Particularly, EMA and National Regulatory Agencies across EU have established a robust ecosystem of support tools for developers, combining early engagement, regulatory guidance, collaborative networks, compliance resources, and training. These tools are designed to streamline the development and regulatory approval of innovative medicines and health technologies, with a strong emphasis on digital transformation and AI integration. Moreover, a positive benefit-risk balance is essential for marketing authorization. Therefore, Regulatory Agencies work to look at the process as dynamic, according to the evidence-driven, and ensuring that only medicines with a favorable balance of benefits over risks will be available to patients, with ongoing monitoring to safeguard public health. Finally, while drug development for rare diseases faces significant scientific, economic, and regulatory obstacles, Regulatory Agencies make opportunities possible through innovative use of data, technology, policy incentives, and collaborative models. Harnessing these strategies is essential to bring life-changing therapies to patients with rare conditions.

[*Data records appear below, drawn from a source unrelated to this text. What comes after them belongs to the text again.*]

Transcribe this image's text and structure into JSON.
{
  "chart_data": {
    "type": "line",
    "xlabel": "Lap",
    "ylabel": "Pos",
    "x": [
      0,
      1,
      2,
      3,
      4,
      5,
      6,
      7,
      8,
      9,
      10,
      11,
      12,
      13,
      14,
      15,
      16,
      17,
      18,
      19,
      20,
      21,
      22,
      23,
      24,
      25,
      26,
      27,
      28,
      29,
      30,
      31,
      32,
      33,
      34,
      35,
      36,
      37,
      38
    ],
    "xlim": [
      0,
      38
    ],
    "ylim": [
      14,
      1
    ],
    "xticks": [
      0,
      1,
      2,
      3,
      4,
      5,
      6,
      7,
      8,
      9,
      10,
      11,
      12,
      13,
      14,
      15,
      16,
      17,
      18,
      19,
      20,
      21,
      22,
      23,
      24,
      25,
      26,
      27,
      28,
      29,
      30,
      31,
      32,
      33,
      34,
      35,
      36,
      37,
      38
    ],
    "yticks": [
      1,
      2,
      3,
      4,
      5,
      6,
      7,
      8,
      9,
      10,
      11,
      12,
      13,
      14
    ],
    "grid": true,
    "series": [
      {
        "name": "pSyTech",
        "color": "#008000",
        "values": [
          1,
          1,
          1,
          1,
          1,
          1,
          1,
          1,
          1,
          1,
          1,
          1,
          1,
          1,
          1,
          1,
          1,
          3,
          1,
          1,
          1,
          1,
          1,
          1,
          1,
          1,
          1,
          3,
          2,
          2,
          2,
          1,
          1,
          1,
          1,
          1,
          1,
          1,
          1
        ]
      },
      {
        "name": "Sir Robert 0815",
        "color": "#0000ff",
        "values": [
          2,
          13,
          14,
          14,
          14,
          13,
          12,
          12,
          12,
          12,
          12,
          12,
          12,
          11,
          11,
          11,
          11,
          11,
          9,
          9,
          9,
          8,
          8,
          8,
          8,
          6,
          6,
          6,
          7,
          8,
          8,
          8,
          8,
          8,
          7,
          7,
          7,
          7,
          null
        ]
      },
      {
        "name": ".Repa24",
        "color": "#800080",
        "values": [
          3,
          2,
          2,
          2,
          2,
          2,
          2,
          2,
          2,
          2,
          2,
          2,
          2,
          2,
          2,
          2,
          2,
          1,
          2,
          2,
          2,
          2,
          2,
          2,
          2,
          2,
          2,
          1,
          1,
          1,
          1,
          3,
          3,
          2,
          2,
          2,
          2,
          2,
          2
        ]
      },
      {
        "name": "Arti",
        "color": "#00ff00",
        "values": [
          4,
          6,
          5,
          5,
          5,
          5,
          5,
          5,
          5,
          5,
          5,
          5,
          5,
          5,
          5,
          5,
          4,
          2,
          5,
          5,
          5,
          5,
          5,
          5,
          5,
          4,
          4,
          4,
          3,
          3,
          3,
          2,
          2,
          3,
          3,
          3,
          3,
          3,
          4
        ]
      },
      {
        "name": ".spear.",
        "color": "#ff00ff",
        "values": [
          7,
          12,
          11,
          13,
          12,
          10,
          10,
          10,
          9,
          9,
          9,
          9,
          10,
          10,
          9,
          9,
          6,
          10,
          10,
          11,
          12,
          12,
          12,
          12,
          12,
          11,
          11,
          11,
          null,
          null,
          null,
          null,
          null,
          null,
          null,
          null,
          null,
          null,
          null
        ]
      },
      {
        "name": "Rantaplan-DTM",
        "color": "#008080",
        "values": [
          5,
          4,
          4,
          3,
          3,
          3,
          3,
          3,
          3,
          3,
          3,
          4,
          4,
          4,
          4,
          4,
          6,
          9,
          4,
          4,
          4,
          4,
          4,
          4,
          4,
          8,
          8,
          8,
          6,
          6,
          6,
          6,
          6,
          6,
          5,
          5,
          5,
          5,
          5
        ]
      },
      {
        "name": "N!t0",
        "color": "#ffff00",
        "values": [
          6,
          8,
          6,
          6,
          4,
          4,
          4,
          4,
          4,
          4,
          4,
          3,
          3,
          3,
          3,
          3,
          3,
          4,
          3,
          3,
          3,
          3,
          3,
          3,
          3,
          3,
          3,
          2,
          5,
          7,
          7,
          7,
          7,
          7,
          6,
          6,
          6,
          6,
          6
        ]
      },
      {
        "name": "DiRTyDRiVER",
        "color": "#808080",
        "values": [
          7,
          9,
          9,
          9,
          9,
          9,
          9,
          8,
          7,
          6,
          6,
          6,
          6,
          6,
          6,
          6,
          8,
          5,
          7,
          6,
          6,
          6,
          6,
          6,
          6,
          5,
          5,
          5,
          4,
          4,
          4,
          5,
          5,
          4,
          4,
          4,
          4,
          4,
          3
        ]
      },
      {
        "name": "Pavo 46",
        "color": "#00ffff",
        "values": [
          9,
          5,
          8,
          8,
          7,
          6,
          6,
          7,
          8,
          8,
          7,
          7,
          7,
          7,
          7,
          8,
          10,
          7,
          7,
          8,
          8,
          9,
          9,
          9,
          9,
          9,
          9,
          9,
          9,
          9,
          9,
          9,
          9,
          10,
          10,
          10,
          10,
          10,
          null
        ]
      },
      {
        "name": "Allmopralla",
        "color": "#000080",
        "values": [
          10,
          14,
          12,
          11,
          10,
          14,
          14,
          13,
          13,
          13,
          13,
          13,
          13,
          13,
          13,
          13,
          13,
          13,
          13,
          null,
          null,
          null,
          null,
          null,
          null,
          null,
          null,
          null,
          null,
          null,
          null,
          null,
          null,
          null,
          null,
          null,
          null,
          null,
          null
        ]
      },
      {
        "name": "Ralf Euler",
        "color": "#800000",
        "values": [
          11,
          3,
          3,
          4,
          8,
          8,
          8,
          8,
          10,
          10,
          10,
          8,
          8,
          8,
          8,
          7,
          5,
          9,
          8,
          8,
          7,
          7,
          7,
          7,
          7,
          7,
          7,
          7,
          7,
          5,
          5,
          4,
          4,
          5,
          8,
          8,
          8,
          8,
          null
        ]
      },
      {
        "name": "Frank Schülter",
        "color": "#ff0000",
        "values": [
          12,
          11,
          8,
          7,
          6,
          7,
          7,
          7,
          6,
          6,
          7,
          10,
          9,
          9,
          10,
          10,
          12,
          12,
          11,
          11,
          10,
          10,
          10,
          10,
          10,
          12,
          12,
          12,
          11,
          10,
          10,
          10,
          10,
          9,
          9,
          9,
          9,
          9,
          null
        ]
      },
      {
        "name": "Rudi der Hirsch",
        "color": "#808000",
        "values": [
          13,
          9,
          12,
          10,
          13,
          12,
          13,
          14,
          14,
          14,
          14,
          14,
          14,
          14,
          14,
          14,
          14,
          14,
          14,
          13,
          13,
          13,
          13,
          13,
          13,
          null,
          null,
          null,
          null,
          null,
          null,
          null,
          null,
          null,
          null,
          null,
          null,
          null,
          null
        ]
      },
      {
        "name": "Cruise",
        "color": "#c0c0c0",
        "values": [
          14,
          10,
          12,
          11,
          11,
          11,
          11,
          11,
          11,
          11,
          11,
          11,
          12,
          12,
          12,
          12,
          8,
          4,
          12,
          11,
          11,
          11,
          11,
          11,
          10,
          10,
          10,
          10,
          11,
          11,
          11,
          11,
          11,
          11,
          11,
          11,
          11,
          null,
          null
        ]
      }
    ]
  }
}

The rapid evolution of treatment options for rare hematological diseases necessitates ongoing education for healthcare professionals on the innovative treatments, on regulatory requirements and available support tools for developers, as well as about the approaches in determining cost vs benefit advantage and the regulation of new tool as AI. This event focuses on several key areas where recent progress has been made in term of academic approaches for the cure of thalassemia, hemophilia and disorders of iron pathways. A model for calculating the cost of gene therapies, according to the different epidemiology of the rare hematological disease in the single country will be presented. Finally, the EMA and EU Regulatory Network approaches to address the challenges posed by innovative technologies and methodologies applied to drug developments will be presented. These issues will be discussed with AIFA representatives who will share their perspective and available support tools for researchers to translate from academic research to the bed of the patient’s product. At the end of the webinar, it will be held with the participation of the associations of the patients, the regulatory agencies, the participating KOL, psychologists and the HTA experts.
GARDEN D’AGOSTINO AWARD FOR INNOVATIVE RESEARCH IN HEMATOLOGICAL RARE DISEASES
The D’Agostino Prize for Innovative Research in Hematological Rare Diseases honors outstanding scientific contributions that advance the understanding, diagnosis, or treatment of rare blood disorders. This prestigious award recognizes groundbreaking research that demonstrates creativity, scientific rigor, and the potential to significantly impact patient outcomes in the field of hematology.